Dai quasi -20 metri del Cristo degli Abissi ai 4100 metri del Dente del Gigante, sul Monte Bianco: due picchi altimetrici che descrivono la dimensione di una persona capace di portarsi agli estremi, là dove l’uomo quasi non può esistere ma ha saputo arrivare, con determinazione, tecnica, conoscenza. Sì, perché l’impresa del 60enne avvocato bresciano Aldo Mazzocchi non vuole essere autoreferenziale, ma un viaggio nella bellezza, talvolta disorientante, della natura, ma portatore di un messaggio di inclusione, socialità, umanità. Da solo, ma per tutti.
L’impresa
La sfida soprannominata «Sulle Tracce del Gigante» è cominciata da casa, a Brescia, in sella a una bici gravel. Prima destinazione Camogli, 236 chilometri e 3.380 metri di dislivello, scegliendo non la strada più breve ma quella «più bella», attraverso ciclabili e tratti della Vento, la dorsale tra Venezia e Torino.
Poi San Fruttuoso e l’acqua del Tigullio: sotto la superficie, l’apnea fino al Cristo degli Abissi, a 18 metri di profondità. «Acqua cristallina, pesci, raggi di sole. Una dimensione unica, un momento indimenticabile», racconta Mazzocchi. È qui, nel punto più basso dell’avventura, che idealmente comincia la risalita verso il gigante di roccia. Di nuovo in bicicletta, altri 325 chilometri e 4.560 metri di dislivello per raggiungere Courmayeur prima di affrontare la montagna.
La preparazione
A 60 anni non ci si improvvisa. Mazzocchi ha preparato l’impresa per sei mesi, annotando 230 allenamenti tra camminate, corsa, bici, montagna, voli e apnea. Ha perso 15 chili e lavorato anche su un problema di compensazione del timpano. «A 30 anni è una cosa, a 60 togliere la ruggine è più difficile. Ma dà grande soddisfazione» dice lui. A Courmayeur, però, la montagna impone le sue regole. L’obiettivo iniziale era la vetta del Monte Bianco, ma le condizioni di sicurezza lo hanno costretto a cambiare programma. La caduta di grandi blocchi rendeva troppo rischiosa la salita. Mazzocchi ha scelto allora il Dente del Gigante, traguardo altrettanto significativo e incredibilmente suggestivo.«Un progetto non va portato avanti a ogni costo quando la realtà consiglia di fermarsi; il buonsenso ti impone di non rischiare e virare».

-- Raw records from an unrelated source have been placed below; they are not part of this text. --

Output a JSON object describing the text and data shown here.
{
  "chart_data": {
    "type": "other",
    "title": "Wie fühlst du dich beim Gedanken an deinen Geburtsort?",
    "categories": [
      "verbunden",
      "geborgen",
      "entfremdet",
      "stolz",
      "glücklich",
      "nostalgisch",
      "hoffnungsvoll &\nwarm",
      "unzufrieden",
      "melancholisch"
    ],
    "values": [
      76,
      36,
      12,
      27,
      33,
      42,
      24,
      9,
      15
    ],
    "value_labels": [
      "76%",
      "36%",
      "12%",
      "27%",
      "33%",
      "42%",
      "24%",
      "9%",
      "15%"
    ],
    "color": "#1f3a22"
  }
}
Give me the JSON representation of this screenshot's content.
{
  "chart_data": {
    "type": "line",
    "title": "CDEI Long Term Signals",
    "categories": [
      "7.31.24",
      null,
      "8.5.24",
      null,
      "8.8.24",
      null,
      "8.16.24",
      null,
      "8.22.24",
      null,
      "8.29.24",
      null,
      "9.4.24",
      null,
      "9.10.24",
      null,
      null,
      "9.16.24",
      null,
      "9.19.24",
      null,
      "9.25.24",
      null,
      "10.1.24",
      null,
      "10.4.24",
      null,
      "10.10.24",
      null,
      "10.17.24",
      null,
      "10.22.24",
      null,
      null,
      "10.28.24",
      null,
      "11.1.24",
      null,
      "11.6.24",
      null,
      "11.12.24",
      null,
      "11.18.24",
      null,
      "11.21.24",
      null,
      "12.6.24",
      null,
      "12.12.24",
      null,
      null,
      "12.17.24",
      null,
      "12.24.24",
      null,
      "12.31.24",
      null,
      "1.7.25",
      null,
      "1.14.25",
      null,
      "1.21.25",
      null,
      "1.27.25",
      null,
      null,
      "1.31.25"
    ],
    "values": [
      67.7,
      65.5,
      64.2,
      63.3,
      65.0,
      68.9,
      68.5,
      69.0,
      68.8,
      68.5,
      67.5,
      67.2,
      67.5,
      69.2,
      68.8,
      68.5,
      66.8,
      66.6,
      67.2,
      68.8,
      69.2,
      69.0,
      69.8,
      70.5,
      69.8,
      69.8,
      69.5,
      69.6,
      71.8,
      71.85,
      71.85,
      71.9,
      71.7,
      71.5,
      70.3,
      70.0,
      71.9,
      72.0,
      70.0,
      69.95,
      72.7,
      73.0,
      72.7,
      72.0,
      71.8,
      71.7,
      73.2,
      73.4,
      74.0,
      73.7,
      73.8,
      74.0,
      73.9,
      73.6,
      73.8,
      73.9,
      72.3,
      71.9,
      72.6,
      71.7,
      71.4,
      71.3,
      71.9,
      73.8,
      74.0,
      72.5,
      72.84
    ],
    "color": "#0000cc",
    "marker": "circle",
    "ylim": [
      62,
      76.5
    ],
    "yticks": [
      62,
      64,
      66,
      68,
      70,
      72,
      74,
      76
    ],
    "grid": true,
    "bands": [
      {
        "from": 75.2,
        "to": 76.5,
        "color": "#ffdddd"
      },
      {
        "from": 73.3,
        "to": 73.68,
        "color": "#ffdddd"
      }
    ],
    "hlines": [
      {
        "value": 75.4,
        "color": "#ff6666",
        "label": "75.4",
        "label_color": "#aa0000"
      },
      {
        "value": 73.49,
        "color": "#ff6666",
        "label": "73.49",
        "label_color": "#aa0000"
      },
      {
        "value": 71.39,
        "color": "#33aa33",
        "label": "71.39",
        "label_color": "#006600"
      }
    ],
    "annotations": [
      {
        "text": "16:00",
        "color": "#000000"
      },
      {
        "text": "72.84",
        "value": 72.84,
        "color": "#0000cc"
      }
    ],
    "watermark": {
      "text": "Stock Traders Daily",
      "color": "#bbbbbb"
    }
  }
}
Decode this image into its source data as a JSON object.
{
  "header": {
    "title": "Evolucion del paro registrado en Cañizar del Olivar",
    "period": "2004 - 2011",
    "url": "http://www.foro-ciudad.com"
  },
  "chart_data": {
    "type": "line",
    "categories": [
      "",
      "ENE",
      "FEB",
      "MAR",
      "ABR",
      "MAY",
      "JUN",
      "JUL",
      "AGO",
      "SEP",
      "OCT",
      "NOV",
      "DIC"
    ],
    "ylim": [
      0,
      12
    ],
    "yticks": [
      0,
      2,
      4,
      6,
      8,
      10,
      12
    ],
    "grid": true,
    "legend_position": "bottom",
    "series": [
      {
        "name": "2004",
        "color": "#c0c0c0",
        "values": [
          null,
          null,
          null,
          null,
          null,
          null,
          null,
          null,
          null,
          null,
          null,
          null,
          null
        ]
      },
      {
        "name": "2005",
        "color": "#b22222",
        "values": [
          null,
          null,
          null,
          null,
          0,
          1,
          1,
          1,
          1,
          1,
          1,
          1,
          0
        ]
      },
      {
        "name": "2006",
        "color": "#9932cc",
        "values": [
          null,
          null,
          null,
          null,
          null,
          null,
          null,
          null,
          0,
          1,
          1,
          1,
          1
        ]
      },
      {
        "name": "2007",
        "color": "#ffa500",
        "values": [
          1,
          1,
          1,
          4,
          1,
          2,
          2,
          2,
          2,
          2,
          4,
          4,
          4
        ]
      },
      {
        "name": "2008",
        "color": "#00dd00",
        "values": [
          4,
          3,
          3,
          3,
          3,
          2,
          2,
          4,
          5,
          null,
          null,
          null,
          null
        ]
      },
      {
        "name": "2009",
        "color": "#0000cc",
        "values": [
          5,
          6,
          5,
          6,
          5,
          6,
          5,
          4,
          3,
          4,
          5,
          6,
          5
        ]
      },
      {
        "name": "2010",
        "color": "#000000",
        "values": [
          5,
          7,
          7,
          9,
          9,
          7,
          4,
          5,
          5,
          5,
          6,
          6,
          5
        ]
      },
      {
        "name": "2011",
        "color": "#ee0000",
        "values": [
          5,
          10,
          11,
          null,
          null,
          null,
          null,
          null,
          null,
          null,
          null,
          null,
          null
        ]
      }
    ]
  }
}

La partenza dal Rifugio Torino è avvenuta alle 3 di notte. Poi l’arrivo in quota, all’alba, intorno alle 6. E ancora il parapendio, dalle pendici del massiccio verso Chamonix. L’ultimo passaggio di un itinerario che ha voluto unire acqua, strada, roccia e aria, senza mezzi meccanici. Sono stati sette giorni, con 48 ore di attesa a Courmayeur in attesa del vento. Con Mazzocchi, sul van, gli amici Ottavio Tomasini, fotografo e storico collaboratore, e Paolo Ferraglio, impegnato nelle riprese con il drone.
Il messaggio
Ma lungo quella strada non c’erano soltanto loro. C’erano anche virtualmente i ragazzi della Fondazione Fraternità Giovani, che hanno seguito il viaggio da Brescia attraverso il GPS e i sassolini da loro personalizzati e lasciati lungo il percorso da Aldo stesso. Ogni posizione comunicata era un piccolo segnale: «Io sono qui, e voi siete qui con me». È anche per questo che, arrivato a 60 anni, Mazzocchi dice di non avere più interesse a partire per autoreferenzialismo.

Lo sport, per lui, può diventare uno strumento per mettere in gioco se stessi, affrontare la fatica e scoprire che anche le proprie fragilità possono essere attraversate. E la montagna, intanto, racconta un’altra fragilità: quella dell’ambiente. Il boato sentito durante la salita e la montagna che si sgretola in un canale parallelo hanno reso concreto il tema del cambiamento climatico. Quella scena entrerà nel docufilm di Albatros Film, perché il viaggio di Mazzocchi non finisca con l’atterraggio, ma continui come racconto.